Hydrothermal Vents like Those on Earth

“Saturn’s elliptical orbit causes powerful tides on the icy moon that revolves around it, and these tides practically knead the inside of Enceladus,” the planetary researcher explains. “As they rub against each other, the rocks generate heat, heating up the water flowing through them – like in a continuous flow water heater.”

This heats the water to temperatures as high as 200 degrees Celsius. It flows in the form of hydrothermal vents out of the rocky core and back into the ocean, which is at zero degrees, and then rapidly cools again due to the contact. But the rising heat is still enough to melt the layer of ice under the south pole, where the cryovolcanoes are active and the water pushes up to the surface, Postberg explains. While the coating of ice is as much as 35 kilometers thick at the moon's equator, it thins to only a few kilometers at the south pole.

Enceladus’s hydrothermal vents are much like those found on Earth, like the Lost City Hydrothermal Field, which is composed of mineral pillars reminiscent of a sunken city. In this area on the Mid-Atlantic Ridge, an undersea mountain range that runs from north to south through the entire Atlantic, hot water emerges from a number of vents in the ocean floor.

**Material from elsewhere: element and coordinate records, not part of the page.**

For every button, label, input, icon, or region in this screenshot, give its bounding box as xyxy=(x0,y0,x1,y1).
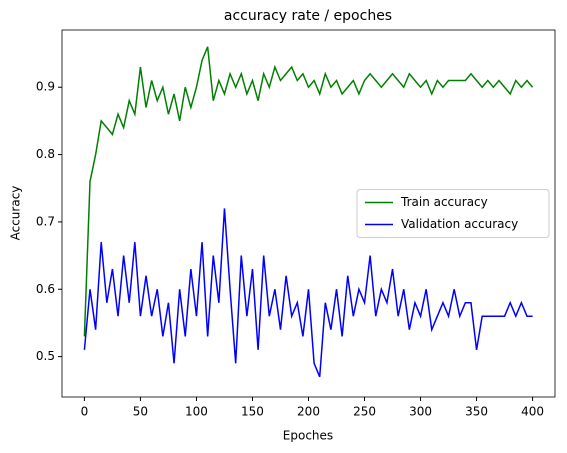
y-tick-label: 0.9 xyxy=(36,80,55,94)
y-tick-label: 0.6 xyxy=(36,282,55,296)
x-tick-label: 0 xyxy=(81,405,89,419)
chart-title: accuracy rate / epoches xyxy=(224,8,392,24)
x-tick-label: 150 xyxy=(241,405,264,419)
x-tick-label: 50 xyxy=(133,405,148,419)
legend-box xyxy=(356,189,550,238)
series-line xyxy=(83,208,533,378)
legend-label: Validation accuracy xyxy=(401,217,518,231)
x-axis-label: Epoches xyxy=(283,429,333,443)
x-tick-label: 350 xyxy=(465,405,488,419)
x-tick-label: 400 xyxy=(521,405,544,419)
x-tick-label: 300 xyxy=(409,405,432,419)
x-tick-label: 100 xyxy=(185,405,208,419)
x-tick-label: 250 xyxy=(353,405,376,419)
y-tick-label: 0.7 xyxy=(36,214,55,228)
y-tick-label: 0.5 xyxy=(36,349,55,363)
y-axis-label: Accuracy xyxy=(9,186,23,241)
legend-label: Train accuracy xyxy=(400,195,488,209)
series-line xyxy=(83,46,534,337)
plot-frame xyxy=(61,29,556,398)
x-tick-label: 200 xyxy=(297,405,320,419)
y-tick-label: 0.8 xyxy=(36,147,55,161)
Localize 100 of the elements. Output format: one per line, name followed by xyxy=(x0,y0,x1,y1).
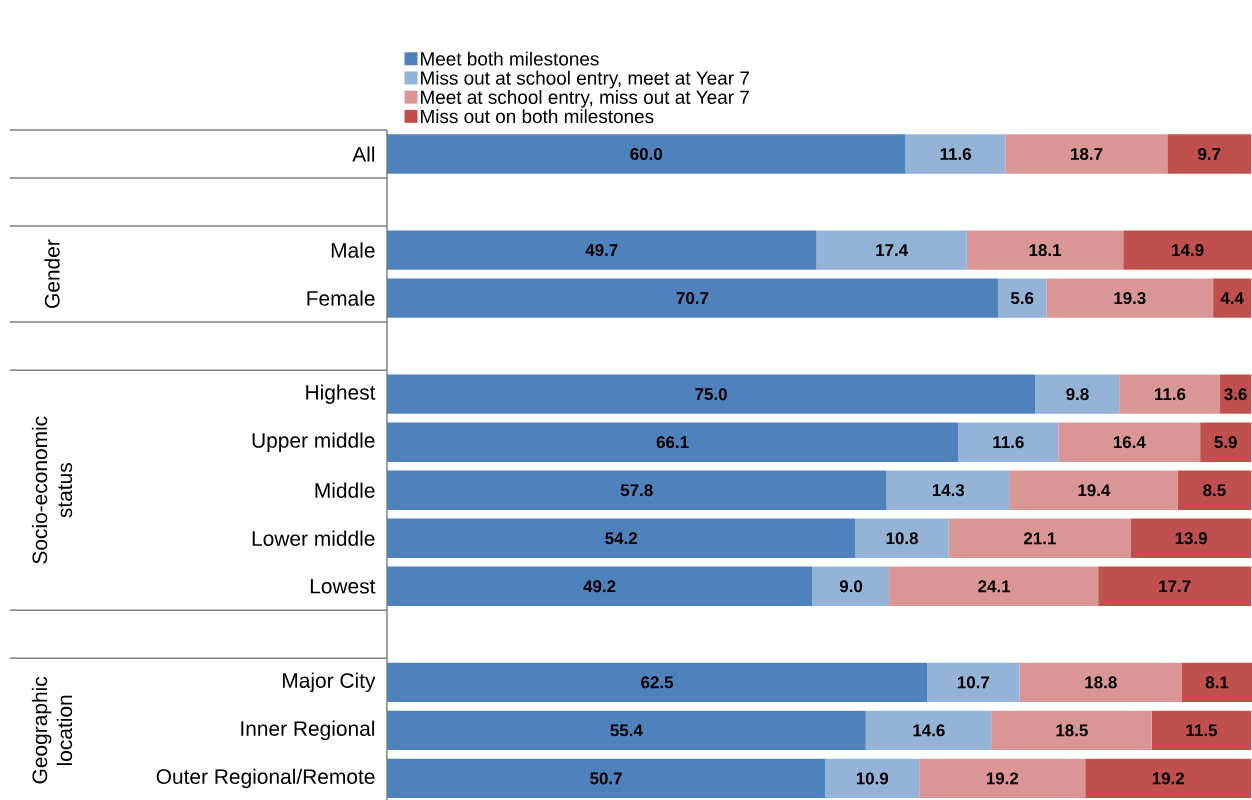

Despite the absolute darkness, the vent openings in the deep sea are home to life – in the form of bacterial cultures, for example. “Many scientists believe that prehistoric thermal vents offered the most favorable conditions for life to emerge, and that it spread around the entire globe from there,” Postberg says. “That’s why right now, astrobiologists think it is certainly possible that there is simple life on Enceladus as well.”

Clear Signs of Organic Components

In September 2017, Cassini reached the end of its mission. The fuel supply was almost exhausted after 13 years orbiting Saturn, so the probe made a controlled crash landing. For Postberg and his team, though, the work goes on. They expect to spend at least another two years analyzing and interpreting the data from Cassini. “Some of the ice particles show clear signs of organic components. Now we want to find out what specific organic compounds these are, and what kind of organic chemistry within the ocean on Enceladus might be behind it.”

The discovery of the ocean on Enceladus supports the hypothesis that there could be simple life on the icy moon. Several teams are working on developing proposals for follow-up missions, Postberg says. He expects that one of these missions will be launched at some point in the next ten years with the goal of proving or disproving that hypothesis.